WHERE gegevenID='$id'";
  $result = mysql_query($order);
  $row = mysql_fetch_array($result);
?>

<table border=1>
<tr>
<td width="646" align=center>bijwerk vluchtgegevens: <br>
ID = <? echo "$row[gegevenID]"?></td>
<td width="505" align=center>&nbsp;</td>
</tr>

<td><select name="lvmID" id="lvmID">

<option value="">--Select--</option>
<?php
include ('../datalogin.php');
$list=mysql_query("select luchtvaartmaatschappijID, luchtvaartmaatschappij from  
tbl_luchtvaartmaatschappij WHERE inactive='0' Order by luchtvaartmaatschappij ASC");
while($row_list=mysql_fetch_array($list)){    ?>

<option value="<?echo $row_list['luchtvaartmaatschappijID']; ?>" <?php echo    
($row_list['luchtvaartmaatschappijID'] == $_POST['lvmID']) ?    
'selected="selected"' : '' ?>>
<?echo $row_list['luchtvaartmaatschappij']; ?>          
</option>

     <?
     }
     ?>
</select></td>
      </table>
<?php
// close connection 
mysql_close();
?>
</body>
</html>

2 个答案:

答案 0 :(得分:1)

因此,如果我更正确,您需要调整bijwerk.php文件以自动获得正确的选定值。您可以通过修改循环来构建下拉列表来执行此操作:

while($row_list=mysql_fetch_assoc($list)){    ?>

<option value="<?echo $row_list['luchtvaartmaatschappijID']; ?>" <?php echo ($row_list['luchtvaartmaatschappijID'] == $_POST['luchtvaartmaatschappijID']) ? 'selected="selected"' : '' ?>>
<?echo $row_list['luchtvaartmaatschappij']; ?>          
</option>

         <?
         }
         ?>

$ _POST的值是所选'luchtvaartmaatschappijID'的当前值。

这是你的意思吗?

答案 1 :(得分:0)

您应该检查非活动字段实际上是字符串还是整数。如果是整数,则不应在查询中使用引号,该引号应如下所示:

"select luchtvaartmaatschappijID, luchtvaartmaatschappij from  
tbl_luchtvaartmaatschappij WHERE inactive=0 Order by luchtvaartmaatschappij ASC"

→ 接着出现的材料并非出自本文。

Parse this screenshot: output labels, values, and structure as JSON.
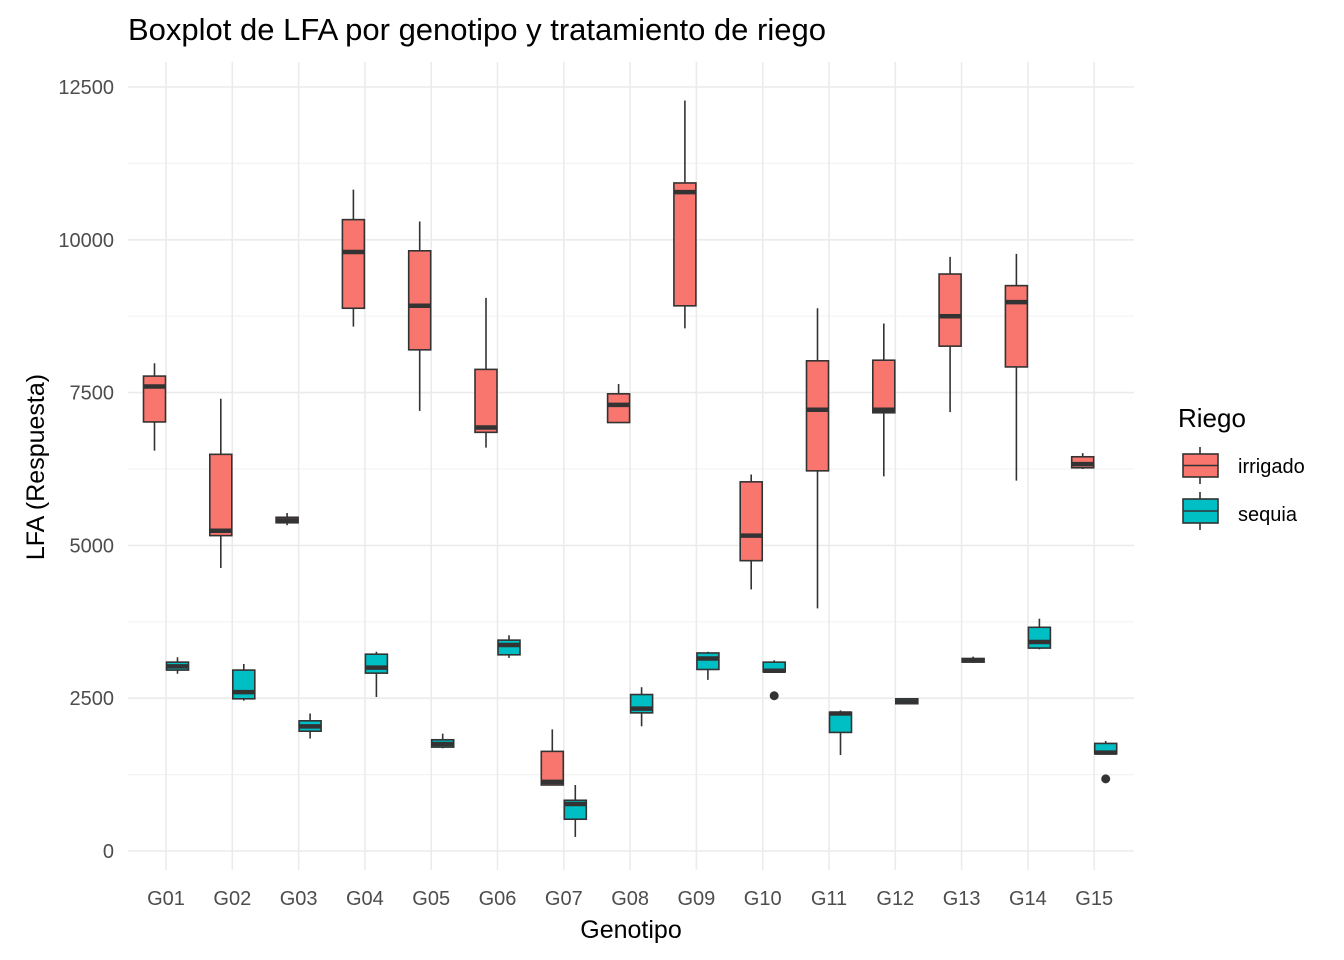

此外,在您的HTML中,您应该从selected="selected"更改为selected

无论如何,我建议您升级到mysqli个功能,因为mysql_ functions are deprecated并且不再安全使用。在这里您可以找到有关如何升级的好建议:

  1. Updating from MYSQL to MYSQLI
  2. Upgrading to MySQLi - As easy as swapping out mysql for mysqli?